Usually when hunters get ready for the season, guns blazing, their heavy lifting is focused on pre- and the beginning of the season. Food is plentiful, the weather is nice, there are prizes galore (if you know what you’re doing). Hunters have put out trail cams, have planted plots, found the food, and otherwise done all the needed work to be successful. At the beginning of the season. By December, food goodies are sparse, the weather forces behavior patterns most aren’t expecting (from deer and hunters). We’ll discuss a few tips to get you thinking about the differences between early season and late December Hunting.
1) It’s cold.
This is more about people than deer. By this time, only the super troopers are still at it. The lifers, or the young gung-ho guys just starting out. This can work to your advantage in a couple of ways. Firstly, competition is less stiff. You aren’t competing with every expert, novice, and Average Joe around. Secondly, if you man up and ask for tips and information from other hunters, you may find their information to be invaluable. The hunters you will run across in December are just as dedicated as you, and may know things about the area or the deer in that area that you don’t. Ask and you shall receive.
2) Find the food.
This isn’t a new idea. What is new is where to look for said food. You aren’t going to be looking for acorns.
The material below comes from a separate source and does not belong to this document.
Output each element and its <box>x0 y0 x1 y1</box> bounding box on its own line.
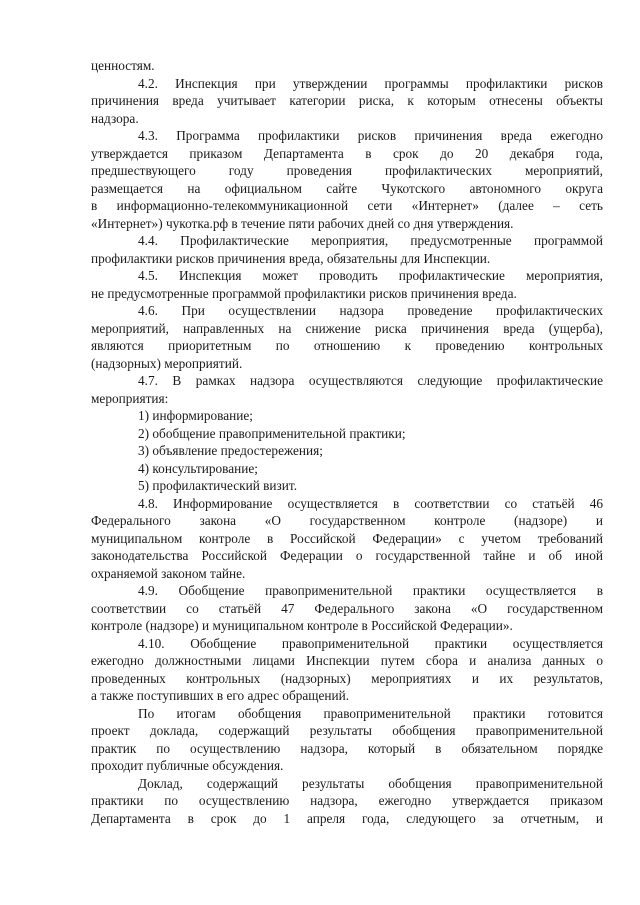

Those will all have been eaten by this point. You’re looking for late blooming fruit, and fruit that has fallen to the ground like persimmons and wild apples. Deer love honey locust and honeysuckle in the lateness of December, so get good at identifying it if you are unsure of what it looks like. Before dawn or a couple hours before sunset are your best bets.
3) Walk around.
Blind and stand sitting is great for warmer weather hunts where you have all the time in the world, but it could be helpful to add still-hunting to your repertoire. Still-hunting isn’t what it sounds like. You actually move around so much more than if you were in a blind because still-hunting requires you to walk around. With so many less hunters out in December, you have a higher chance of being undisturbed and able to safely walk around. This allows you to be the hunter, stalk your prey. You’ll have to get good at disguising your noises and scents and pausing and waiting at just the right time, but it could prove to be beneficial. It’s also a great form of exercise.
Hunting is hunting, but being able to be flexible with what you need to do will lead you down the path of nabbing some monster bucks!